Quand le cerveau ne s’éteint plus avec Parkinson
Je me rends compte d’une chose :
quand je fais trop d’activité physique, je dors moins bien.
Ou plutôt…
mon corps est fatigué, très fatigué,
mais le sommeil ne suit pas.
La première partie de nuit est bonne.
Puis je me réveille.
Et là, malgré l’épuisement, impossible de replonger vraiment.
Ce que je vis n’est pas contradictoire.
Et surtout, ça colle très bien avec Parkinson.
1. Un corps épuisé, mais un système nerveux en sur-régime
Avec Parkinson, le problème n’est pas seulement moteur.
La maladie touche aussi le système nerveux autonome, celui qui régule l’équilibre entre repos et vigilance.
Résultat :
- je peux être physiquement épuisée
- mais mon cerveau reste en mode “allumé”
- incapable de basculer durablement en sommeil profond
C’est exactement ça :
mon corps est fatigué, mais je n’arrive pas à dormir.
2. Pourquoi la première partie de nuit est souvent préservée
C’est très parlant.
Au début de la nuit :
- le besoin de sommeil est fort
- la fatigue accumulée fait son effet
- je m’endors bien
Puis, dans la deuxième partie de nuit :
- la dopamine est basse
- le système nerveux devient plus instable
- une excitation interne apparaît
Pas une agitation mentale, pas de l’angoisse.
Quelque chose de neurologique.
Ce n’est donc pas une insomnie classique,
mais un réveil de maintien, très fréquent dans Parkinson.
3. Quand trop d’activité devient trop de stimulation
L’activité physique est bénéfique, oui.
Mais chez moi, le curseur est très fin.
Quand il y en a trop — ou trop tard dans la journée :
- le cortisol reste élevé
- l’adrénaline ne redescend pas complètement
- l’activation neuromusculaire persiste
Chez une personne sans Parkinson, le corps redescend tout seul.
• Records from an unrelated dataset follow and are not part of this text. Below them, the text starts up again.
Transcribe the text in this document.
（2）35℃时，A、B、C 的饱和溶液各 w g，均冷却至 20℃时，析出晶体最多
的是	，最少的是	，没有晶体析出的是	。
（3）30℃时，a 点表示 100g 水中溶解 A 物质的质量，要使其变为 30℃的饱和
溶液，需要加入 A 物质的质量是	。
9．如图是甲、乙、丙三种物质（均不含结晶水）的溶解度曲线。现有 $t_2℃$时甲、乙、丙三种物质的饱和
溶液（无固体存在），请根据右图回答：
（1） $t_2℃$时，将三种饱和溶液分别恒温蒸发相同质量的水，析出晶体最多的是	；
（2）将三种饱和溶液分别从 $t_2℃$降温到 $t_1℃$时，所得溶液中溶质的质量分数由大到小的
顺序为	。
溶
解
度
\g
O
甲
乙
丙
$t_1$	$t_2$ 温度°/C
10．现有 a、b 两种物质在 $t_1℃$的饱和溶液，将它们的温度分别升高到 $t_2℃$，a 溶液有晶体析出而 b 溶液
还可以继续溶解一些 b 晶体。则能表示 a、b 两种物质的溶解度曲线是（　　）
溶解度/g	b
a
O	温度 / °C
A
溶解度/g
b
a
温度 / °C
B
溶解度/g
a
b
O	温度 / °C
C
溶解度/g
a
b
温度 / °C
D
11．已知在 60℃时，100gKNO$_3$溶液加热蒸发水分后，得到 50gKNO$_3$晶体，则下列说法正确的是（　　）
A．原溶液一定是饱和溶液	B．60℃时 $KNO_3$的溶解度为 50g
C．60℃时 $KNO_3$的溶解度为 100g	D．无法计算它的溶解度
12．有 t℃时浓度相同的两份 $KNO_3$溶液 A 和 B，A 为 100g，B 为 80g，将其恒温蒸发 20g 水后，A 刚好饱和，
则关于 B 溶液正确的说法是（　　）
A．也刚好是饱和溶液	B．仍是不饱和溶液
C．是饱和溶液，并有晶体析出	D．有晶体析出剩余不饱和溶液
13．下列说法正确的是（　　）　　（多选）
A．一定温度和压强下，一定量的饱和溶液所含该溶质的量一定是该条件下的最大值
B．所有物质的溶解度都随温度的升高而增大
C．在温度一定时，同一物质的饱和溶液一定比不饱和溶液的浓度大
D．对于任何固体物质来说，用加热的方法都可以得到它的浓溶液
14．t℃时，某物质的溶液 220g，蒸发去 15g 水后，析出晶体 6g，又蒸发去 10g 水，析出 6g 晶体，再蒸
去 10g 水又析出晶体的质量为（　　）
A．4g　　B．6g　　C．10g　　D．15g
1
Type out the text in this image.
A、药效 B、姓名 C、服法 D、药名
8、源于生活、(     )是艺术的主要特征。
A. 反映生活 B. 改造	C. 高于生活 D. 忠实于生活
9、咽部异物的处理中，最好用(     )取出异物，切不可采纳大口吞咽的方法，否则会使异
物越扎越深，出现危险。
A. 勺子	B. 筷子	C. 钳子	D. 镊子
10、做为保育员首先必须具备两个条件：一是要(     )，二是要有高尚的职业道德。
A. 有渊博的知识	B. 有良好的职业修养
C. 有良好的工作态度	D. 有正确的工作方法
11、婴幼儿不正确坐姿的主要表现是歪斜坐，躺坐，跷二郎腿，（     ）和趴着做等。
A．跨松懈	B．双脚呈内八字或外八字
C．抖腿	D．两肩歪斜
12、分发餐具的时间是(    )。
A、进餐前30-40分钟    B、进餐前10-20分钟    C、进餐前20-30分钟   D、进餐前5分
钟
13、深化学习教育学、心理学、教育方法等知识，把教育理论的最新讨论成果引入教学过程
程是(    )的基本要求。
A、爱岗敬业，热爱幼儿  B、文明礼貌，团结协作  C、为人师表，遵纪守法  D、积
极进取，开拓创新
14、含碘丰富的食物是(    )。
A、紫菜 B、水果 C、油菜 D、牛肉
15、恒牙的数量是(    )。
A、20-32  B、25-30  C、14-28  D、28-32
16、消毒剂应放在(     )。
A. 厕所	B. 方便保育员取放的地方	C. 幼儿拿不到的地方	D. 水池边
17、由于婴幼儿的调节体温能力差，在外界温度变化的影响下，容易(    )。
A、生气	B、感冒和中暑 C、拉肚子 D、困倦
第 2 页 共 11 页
Chez moi, il reste coincé entre deux états :
- trop fatigué pour être bien
- trop stimulé pour dormir
4. Être épuisée n’aide pas forcément à dormir
C’est important de le dire clairement.
Avec Parkinson :
👉 l’épuisement peut aggraver les réveils nocturnes,
au lieu de favoriser le sommeil.
Ce que je vis n’est :
- ni un échec
- ni une mauvaise gestion
- ni un manque de volonté
C’est un déséquilibre neurologique, pas un problème de discipline.
5. Ajuster sans renoncer
Sans tout chambouler, j’apprends à ajuster.
Pas avec des règles rigides, mais avec des pistes compatibles avec mon vécu :
- réduire l’intensité en fin de journée, même si le corps “peut encore”
- privilégier le mouvement plus tôt
- intégrer de vrais temps de “descente” :
- étirements doux
- respiration lente
- mouvements lents et continus
- observer si certaines nuits sont meilleures après moins, pas plus
Pas pour renoncer à bouger.
Mais pour respecter mon système nerveux tel qu’il est aujourd’hui.
🤍 En conclusion
Ce que je ressens est cohérent, connu, reconnu, même si ce n’est pas toujours bien expliqué en consultation ou au téléphone.
Je n’ai pas “mal formulé”.
J’ai décrit quelque chose de complexe.
Et Parkinson l’est.
Écouter ces signaux n’est pas un recul.
C’est au contraire une forme d’intelligence du corps.
Écouter son ressenti ne veut pas dire s’alarmer.
Cela veut dire rester vigilante, observer, et apprendre à connaître son corps un peu mieux chaque jour.
Madame Parkinson
Une réponse
Belle et juste description du problème que rencontrent nombre de parkis 🙂
Merci!
Bravo pour votre blog que je suis depuis un moment en mode silencieux.